Berdasarkan pemahaman itu, tulisan ini akan mencoba melihat dari sudut pandang lain, yaitu dikaitkan dengan filosofi “Berubah atau Mengubah”. Berdasarkan sejumlah sumber literatur digital ditemukan informasi bahwa hubungan antara filsafat “Palu dan Paku” dengan konsep “Berubah atau Mengubah” sangat erat dan sangat filosofis—keduanya menyentuh cara manusia menghadapi realitas dan memilih bertindak terhadapnya.

Filsafat “Palu dan Paku”

Konsep “Palu dan Paku” menggambarkan, jika satu-satunya alat yang kamu punya adalah palu, semua masalah tampak seperti paku. Artinya, seseorang cenderung mengubah dunia agar cocok dengan dirinya, bukan mengubah diri agar cocok dengan dunia. Ini adalah pola pikir mengubah lingkungan secara paksa, bukan berubah dari dalam.

Konsep Berubah atau Mengubah

Berubah adalah transformasi internal, adaptasi, refleksi, dan pertumbuhan diri. Sedangkan mengubah adalah usaha untuk mengendalikan atau mengintervensi lingkungan, orang lain, atau situasi eksternal.
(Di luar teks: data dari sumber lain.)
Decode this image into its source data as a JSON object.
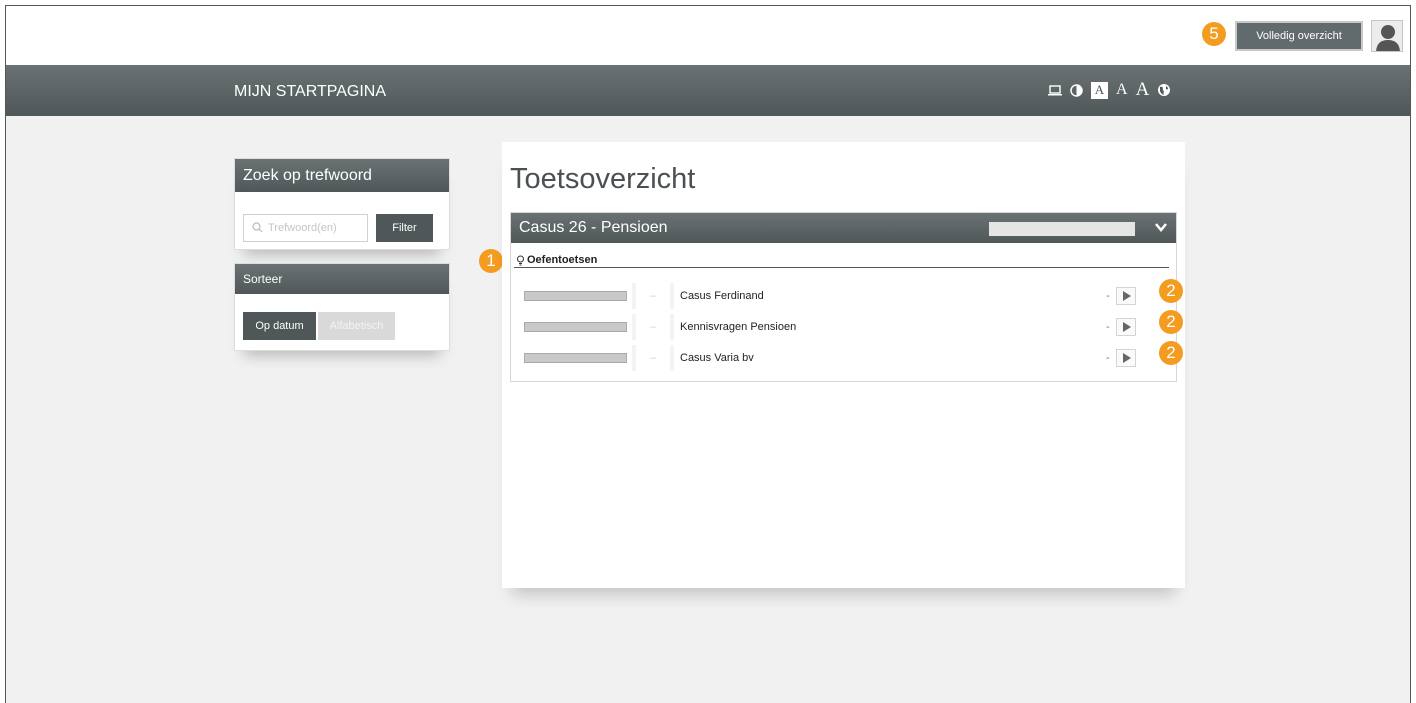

Inti gagasannya adalah orang yang hanya punya “palu” sering gagal berubah (mengembangkan keterampilan, perspektif, empati), dan malah berusaha mengubah dunia agar sesuai dengan alat yang dimiliki. Ini bisa berbahaya—misalnya, menyelesaikan konflik emosional dengan kekuatan atau otoritas karena tidak punya alat komunikasi.
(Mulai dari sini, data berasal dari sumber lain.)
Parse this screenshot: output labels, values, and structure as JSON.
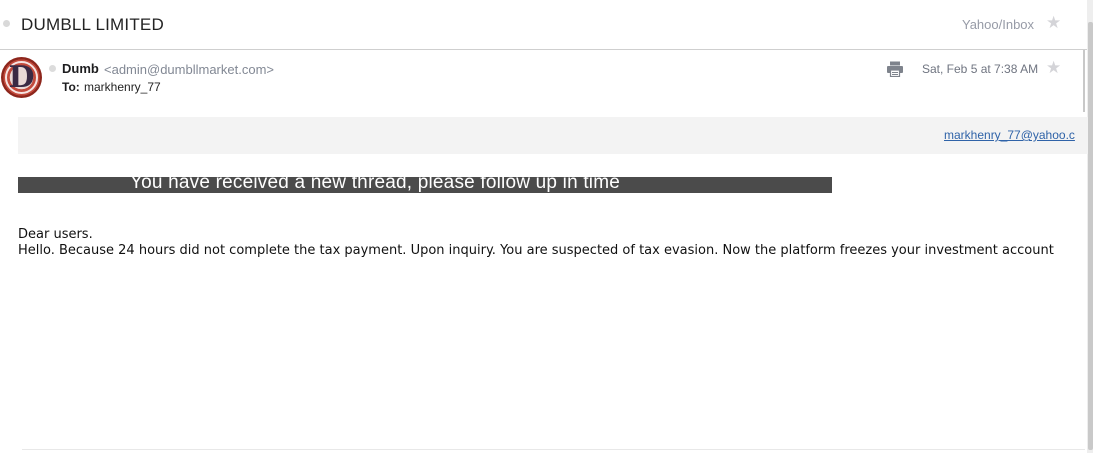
{
  "header": {
    "subject": "DUMBLL LIMITED",
    "folder": "Yahoo/Inbox"
  },
  "message": {
    "sender_name": "Dumb",
    "sender_email": "<admin@dumbllmarket.com>",
    "to_label": "To:",
    "to_value": "markhenry_77",
    "date": "Sat, Feb 5 at 7:38 AM",
    "avatar_letter": "D"
  },
  "content": {
    "recipient_link": "markhenry_77@yahoo.c",
    "banner_text": "You have received a new thread, please follow up in time",
    "greeting": "Dear users.",
    "body": "Hello. Because 24 hours did not complete the tax payment. Upon inquiry. You are suspected of tax evasion. Now the platform freezes your investment account"
  },
  "icons": {
    "star_top": "star-icon",
    "star_header": "star-icon",
    "print": "print-icon"
  },
  "colors": {
    "banner_bg": "#4b4b4b",
    "link": "#2f63a8",
    "avatar_red": "#c24a3c"
  }
}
Sebaliknya, kesadaran bahwa tidak semua masalah adalah paku, mendorong seseorang untuk berubah lebih dulu—membangun lebih banyak alat, memperluas cara berpikir, dan akhirnya menjadi agen perubahan yang lebih bijak.
Pembahasan filsafat “Palu dan Paku” agar lebih mendalam bisa dilakukan dengan membedahnya dalam kerangka ontologi, epistemologi, dan aksiologi—tiga cabang utama dalam filsafat.

Dari aspek Ontologi—Hakikat Realitas dan Manusia. Pertanyaannya? Apa hakikat masalah dan alat dalam kehidupan manusia?. Apakah dunia memang terdiri dari paku yang siap dipukul?. Jawabannya adalah, secara ontologis, “Palu dan Paku” menyimbolkan reduksionisme realitas—dimana seseorang melihat dunia secara sempit, menyederhanakan kompleksitas kehidupan menjadi sesuatu yang bisa ditangani oleh satu alat atau cara. Ini mengaburkan hakikat realitas yang majemuk. Filsafat eksistensial seperti dari Heidegger atau Kierkegaard akan melihat ini sebagai kegagalan manusia untuk autentik—karena ia tidak menyelami realitas dengan penuh tanggung jawab, tetapi memilih “alat siap pakai” tanpa pertimbangan eksistensial.

Dari aspek Epistemologi—Cara Mengetahui dan Berpikir. Pertanyaannya, bagaimana seseorang membangun pemahaman terhadap masalah?. Mengapa seseorang cenderung memilih satu alat untuk semua masalah?. Jawabannya adalah, dari sisi epistemologi, “Palu dan Paku” mencerminkan bias kognitif atau kerangka berpikir tetap (fixed mindset). Seseorang belajar secara sempit dan tidak terbuka terhadap pengetahuan baru. Dalam epistemologi pragmatis, seperti dari John Dewey, kita diajak untuk memperluas “alat berpikir” berdasarkan pengalaman. Dalam konteks ini, seseorang yang selalu membawa palu adalah orang yang tidak belajar dari pengalaman, dan tidak membangun keragaman cara berpikir atau pendekatan (inquiry-based thinking).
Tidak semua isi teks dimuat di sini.